Dr. Murray studied philosophy and English at the College of the Holy Cross, and earned a degree in humanities in 1940. He then continued his studies at Harvard Medical School. While there, he fell in love with the arts, and was a frequent visitor of the university’s museums as well as the Isabella Stewart Gardner Museum. In fact, he met his future wife, Virginia “Bobby” Link, at the Boston Symphony Orchestra.

He was a surgical intern at Peter Bent Brigham Hospital before joining the Army Medical Corps in 1944. For three years, he was stationed at the Valley Forge General Hospital outside of Philadelphia, working as a plastic surgeon to reconstruct the hands and faces of soldiers disfigured on the battlefields of World War II.

After his discharge, he returned to the Brigham as a plastic surgeon and eventually joined a nascent program investigating the potential for organ transplants. The research was an ethical minefield, with little evidence to show that such operations had any chance to succeed. Several of the most prominent scientists in immunology thought transplants were an impossibility and research a waste of time. His team tackled the ethical questions head on. Dr. Murray conferred with clergy, political and corporate leaders, and even obtained a special decree backing the procedure from the Massachusetts Supreme Judicial Court. What kept Dr. Murray searching for a solution, he later said, were the support of the hospital and his wife and the courage of his patients and their families.
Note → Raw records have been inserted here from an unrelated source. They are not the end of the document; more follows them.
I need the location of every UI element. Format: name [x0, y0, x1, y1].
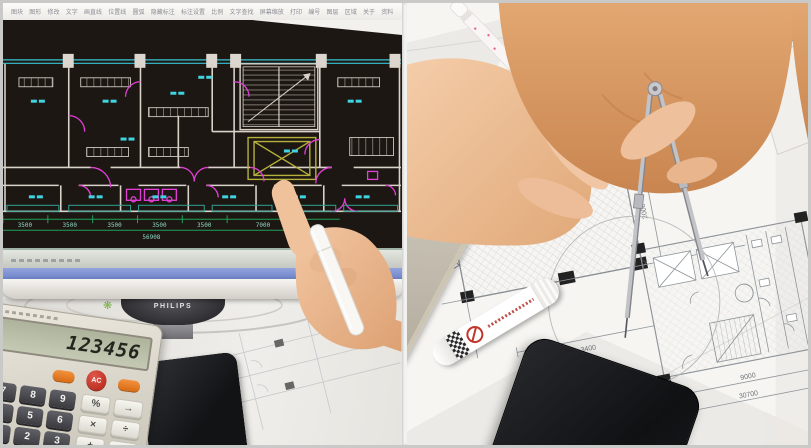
- calculator-digit-keys: 789456123000.: [3, 381, 77, 445]
- cad-menu-item: 隐藏标注: [151, 7, 175, 16]
- photo-collage: 图块图形修改文字画直线位置线圆弧隐藏标注标注设置比例文字查找屏幕缩放打印编号图层…: [0, 0, 811, 448]
- calculator-key: 0: [407, 151, 449, 190]
- cad-menu-item: 文字查找: [230, 7, 254, 16]
- monitor-bezel: [3, 279, 402, 299]
- calculator-key: 5: [16, 406, 44, 426]
- cad-menu-item: 图形: [29, 7, 41, 16]
- svg-text:7000: 7000: [256, 222, 271, 229]
- cad-menu-item: 圆弧: [133, 7, 145, 16]
- calculator-key: 9: [49, 389, 77, 409]
- calculator-display-value: 123456: [65, 332, 142, 364]
- desk-surface: PHILIPS ❋ ❋ 123456 AC 789456123000. %→×÷…: [3, 299, 402, 445]
- cad-menu-item: 文字: [66, 7, 78, 16]
- calculator: 123456 AC 789456123000. %→×÷+−=: [3, 302, 164, 445]
- right-photo-drafting: 2000 2000 3400: [407, 3, 809, 445]
- plant-sprig: ❋: [103, 299, 112, 312]
- cad-menu-item: 修改: [48, 7, 60, 16]
- calculator-key: 7: [3, 381, 17, 401]
- calculator-key: −: [107, 440, 138, 445]
- calculator-key: 2: [13, 426, 41, 445]
- dimension-total: 56908: [142, 234, 160, 241]
- cad-menu-item: 标注设置: [181, 7, 205, 16]
- calculator-key-orange: [117, 378, 140, 392]
- cad-menu-bar: 图块图形修改文字画直线位置线圆弧隐藏标注标注设置比例文字查找屏幕缩放打印编号图层…: [3, 3, 402, 20]
- calculator-key: 6: [46, 410, 74, 430]
- cad-menu-item: 打印: [290, 7, 302, 16]
- calculator-key: 8: [19, 385, 47, 405]
- calculator-key: 0: [3, 443, 8, 445]
- floor-plan-drawing: 3500 3500 3500 3500 3500 7000 56908: [3, 20, 401, 247]
- calculator-key: %: [80, 394, 111, 415]
- cad-menu-item: 资料: [381, 7, 393, 16]
- svg-text:3500: 3500: [107, 222, 122, 229]
- photo-perspective-wedge: [252, 20, 402, 35]
- svg-text:3500: 3500: [197, 222, 212, 229]
- cad-menu-item: 图块: [11, 7, 23, 16]
- calculator-corner-keys: 00174: [407, 129, 451, 252]
- calculator-key-orange: [52, 369, 75, 383]
- calculator-key: 7: [407, 182, 432, 221]
- cad-command-line: [3, 248, 402, 268]
- calculator-key: →: [113, 398, 144, 419]
- calculator-key-ac: AC: [85, 369, 108, 392]
- red-circle-logo-icon: [462, 323, 485, 346]
- cad-menu-item: 画直线: [84, 7, 102, 16]
- cad-menu-item: 屏幕缩放: [260, 7, 284, 16]
- taskbar: [3, 268, 402, 279]
- stairwell: [240, 64, 318, 130]
- cad-menu-item: 关于: [363, 7, 375, 16]
- calculator-key: ×: [78, 414, 109, 435]
- cad-menu-item: 图层: [327, 7, 339, 16]
- cad-canvas: 3500 3500 3500 3500 3500 7000 56908: [3, 20, 402, 248]
- calculator-key: 0: [407, 129, 408, 168]
- calculator-key: ÷: [110, 419, 141, 440]
- calculator-key: 3: [43, 431, 71, 445]
- cad-menu-item: 比例: [211, 7, 223, 16]
- cad-menu-item: 区域: [345, 7, 357, 16]
- command-text-blur: [11, 259, 83, 262]
- svg-text:3500: 3500: [152, 222, 167, 229]
- cad-menu-item: 位置线: [108, 7, 126, 16]
- calculator-key: +: [75, 435, 106, 445]
- calculator-operator-keys: %→×÷+−=: [72, 394, 144, 445]
- calculator-key: 1: [3, 422, 11, 442]
- calculator-key: 4: [3, 402, 14, 422]
- left-photo-cad-workstation: 图块图形修改文字画直线位置线圆弧隐藏标注标注设置比例文字查找屏幕缩放打印编号图层…: [3, 3, 402, 445]
- svg-text:3500: 3500: [63, 222, 78, 229]
- cad-menu-item: 编号: [308, 7, 320, 16]
- svg-text:3500: 3500: [18, 222, 33, 229]
- philips-logo: PHILIPS: [154, 303, 192, 325]
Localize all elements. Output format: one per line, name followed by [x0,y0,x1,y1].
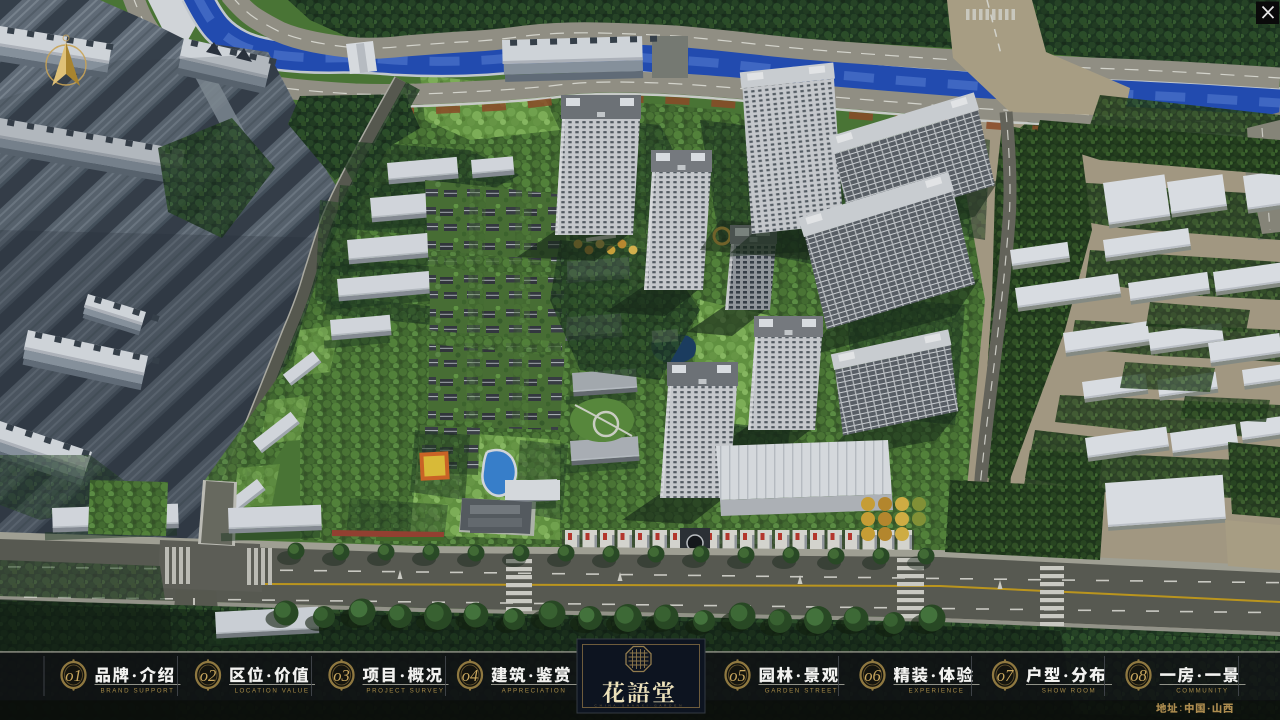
svg-text:o1: o1 [65,666,82,685]
svg-text:o3: o3 [333,666,350,685]
svg-text:LOCATION VALUE: LOCATION VALUE [234,688,309,695]
svg-text:o5: o5 [729,666,746,685]
svg-text:SHOW ROOM: SHOW ROOM [1042,688,1097,695]
svg-text:BRAND SUPPORT: BRAND SUPPORT [101,688,175,695]
svg-text:o7: o7 [997,666,1014,685]
svg-text:o8: o8 [1130,666,1147,685]
svg-text:o6: o6 [864,666,881,685]
svg-text:C H I N A · S H A N X I · G A: C H I N A · S H A N X I · G A R D E N [595,704,683,708]
svg-text:o4: o4 [462,666,479,685]
svg-text:APPRECIATION: APPRECIATION [502,688,567,695]
svg-text:COMMUNITY: COMMUNITY [1176,688,1229,695]
svg-text:o2: o2 [200,666,217,685]
svg-text:EXPERIENCE: EXPERIENCE [909,688,965,695]
svg-text:PROJECT SURVEY: PROJECT SURVEY [366,688,444,695]
svg-text:GARDEN STREET: GARDEN STREET [765,688,838,695]
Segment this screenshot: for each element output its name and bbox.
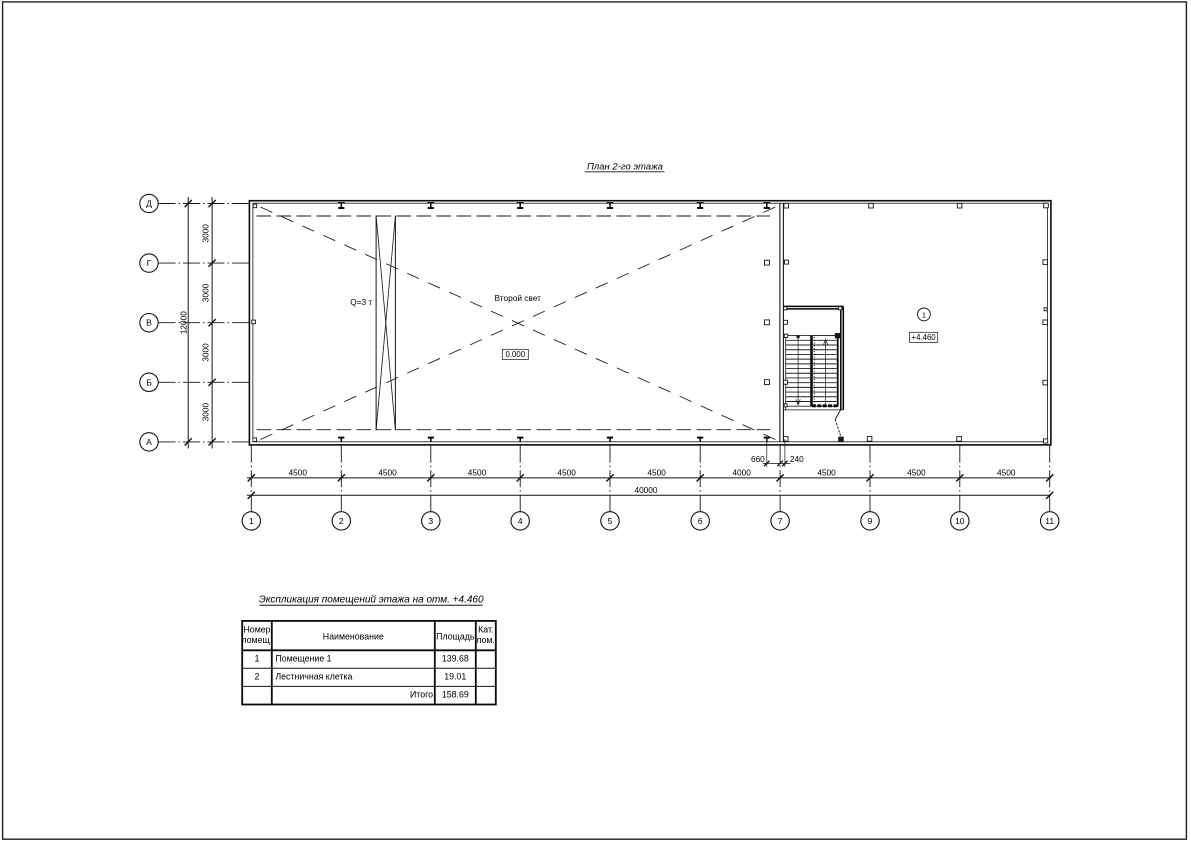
- svg-text:4500: 4500: [907, 468, 926, 478]
- svg-text:660: 660: [751, 454, 765, 464]
- svg-text:4: 4: [518, 516, 523, 526]
- svg-text:А: А: [146, 437, 152, 447]
- svg-text:1: 1: [249, 516, 254, 526]
- svg-text:3000: 3000: [201, 224, 211, 243]
- svg-text:4500: 4500: [647, 468, 666, 478]
- svg-text:40000: 40000: [634, 485, 657, 495]
- svg-text:240: 240: [790, 454, 804, 464]
- svg-text:Г: Г: [147, 258, 152, 268]
- svg-text:Второй свет: Второй свет: [495, 293, 542, 303]
- svg-text:6: 6: [698, 516, 703, 526]
- svg-text:10: 10: [955, 516, 965, 526]
- svg-text:7: 7: [778, 516, 783, 526]
- svg-text:3: 3: [428, 516, 433, 526]
- svg-text:1: 1: [255, 654, 260, 664]
- svg-text:139.68: 139.68: [442, 654, 469, 664]
- svg-text:3000: 3000: [201, 283, 211, 302]
- svg-text:19.01: 19.01: [444, 672, 466, 682]
- svg-text:9: 9: [868, 516, 873, 526]
- svg-text:Лестничная клетка: Лестничная клетка: [275, 672, 352, 682]
- svg-text:+4.460: +4.460: [912, 333, 937, 342]
- svg-text:158.69: 158.69: [442, 690, 469, 700]
- svg-text:Экспликация помещений этажа на: Экспликация помещений этажа на отм. +4.4…: [259, 595, 484, 606]
- svg-text:Итого: Итого: [410, 690, 433, 700]
- svg-text:2: 2: [255, 672, 260, 682]
- svg-text:3000: 3000: [201, 402, 211, 421]
- svg-text:В: В: [146, 318, 152, 328]
- svg-text:4500: 4500: [378, 468, 397, 478]
- svg-text:12000: 12000: [179, 311, 189, 334]
- svg-text:4500: 4500: [557, 468, 576, 478]
- svg-text:пом.: пом.: [477, 635, 495, 645]
- svg-text:4500: 4500: [817, 468, 836, 478]
- svg-text:Номер: Номер: [243, 625, 270, 635]
- svg-text:Площадь: Площадь: [436, 632, 475, 642]
- svg-text:5: 5: [608, 516, 613, 526]
- svg-text:Б: Б: [146, 377, 152, 387]
- svg-text:4500: 4500: [997, 468, 1016, 478]
- svg-text:4500: 4500: [468, 468, 487, 478]
- svg-text:4500: 4500: [289, 468, 308, 478]
- svg-text:Наименование: Наименование: [323, 632, 384, 642]
- svg-text:11: 11: [1045, 516, 1054, 526]
- svg-text:2: 2: [339, 516, 344, 526]
- svg-text:Кат.: Кат.: [478, 625, 493, 635]
- svg-text:Q=3 т: Q=3 т: [350, 297, 372, 307]
- svg-text:План 2-го этажа: План 2-го этажа: [587, 162, 663, 173]
- svg-text:помещ.: помещ.: [242, 635, 272, 645]
- svg-text:3000: 3000: [201, 343, 211, 362]
- svg-text:1: 1: [922, 310, 926, 319]
- svg-text:Д: Д: [146, 199, 152, 209]
- svg-text:0.000: 0.000: [506, 350, 526, 359]
- svg-text:Помещение 1: Помещение 1: [275, 654, 331, 664]
- svg-text:4000: 4000: [732, 468, 751, 478]
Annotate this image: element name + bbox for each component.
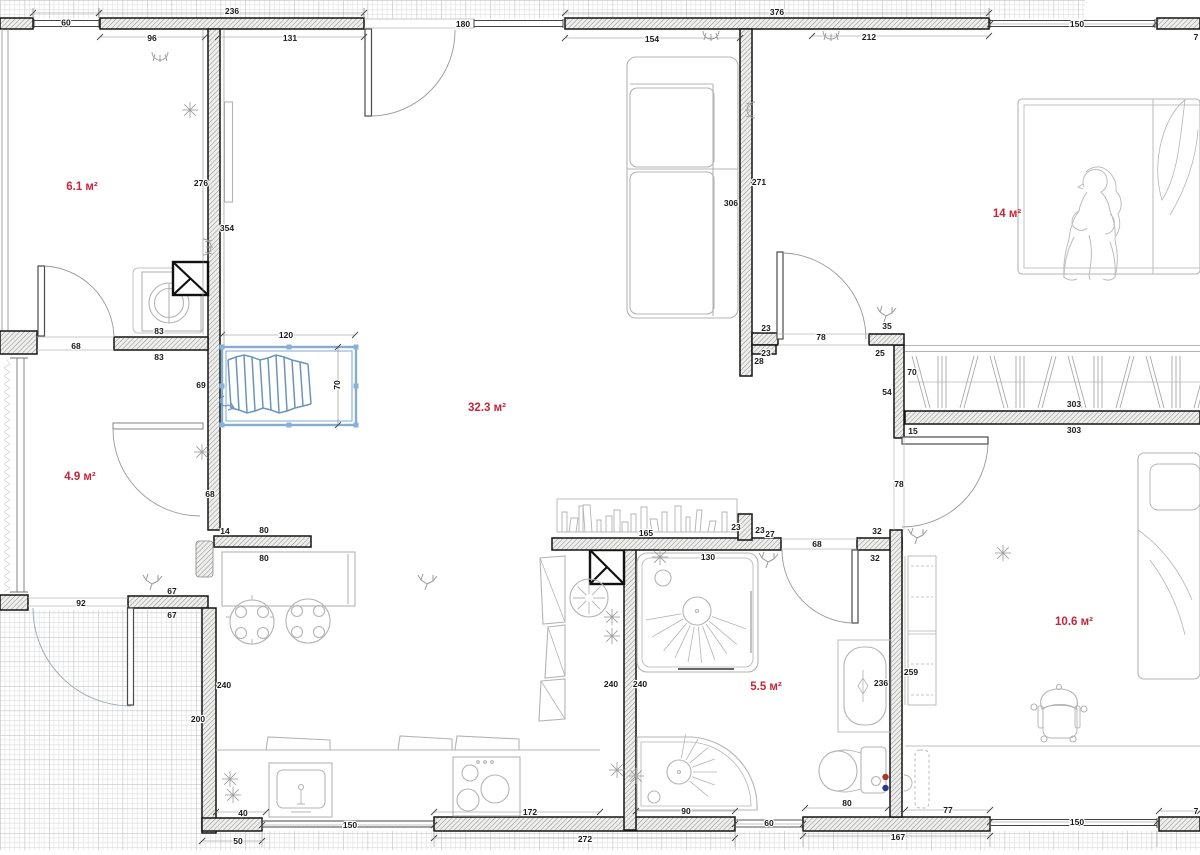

Away from the surgeon’s table, Dr. Murray was an intrepid traveler, climbing the famed Matterhorn in the Alps in his 50s and trekking to the Himalayas with his wife.

In addition to his wife, Dr. Murray leaves three sons, J. Link Murray of Jamestown, Rhode Island, Thomas of Dallas, Texas, and Richard of Scituate; three daughters, Ms. Virginia Murray of Plymouth, Ms. Margaret Murray Dupont of Lafayette, Calif., and Dr. Katherine Murray Leisure of Plymouth, and 18 grandchildren. Richard Murray said his father was supportive, whatever direction his children pursued. The ever-optimistic surgeon displayed the same traits at home. “He loved the word ‘curious.’’’ Richard Murray said. “He would always say, ‘Be curious, ask questions. Learn.’’’

Dr. Murray died Monday, November 26, 2012 at the age of 93.

Accordingly, as a mark of respect in memory of Doctor Joseph E. Murray, at thirteen minutes past eleven o’clock A.M., on motion of Mr. Hedlund, the Senate adjourned to meet again on Monday next at eleven o’clock A.M.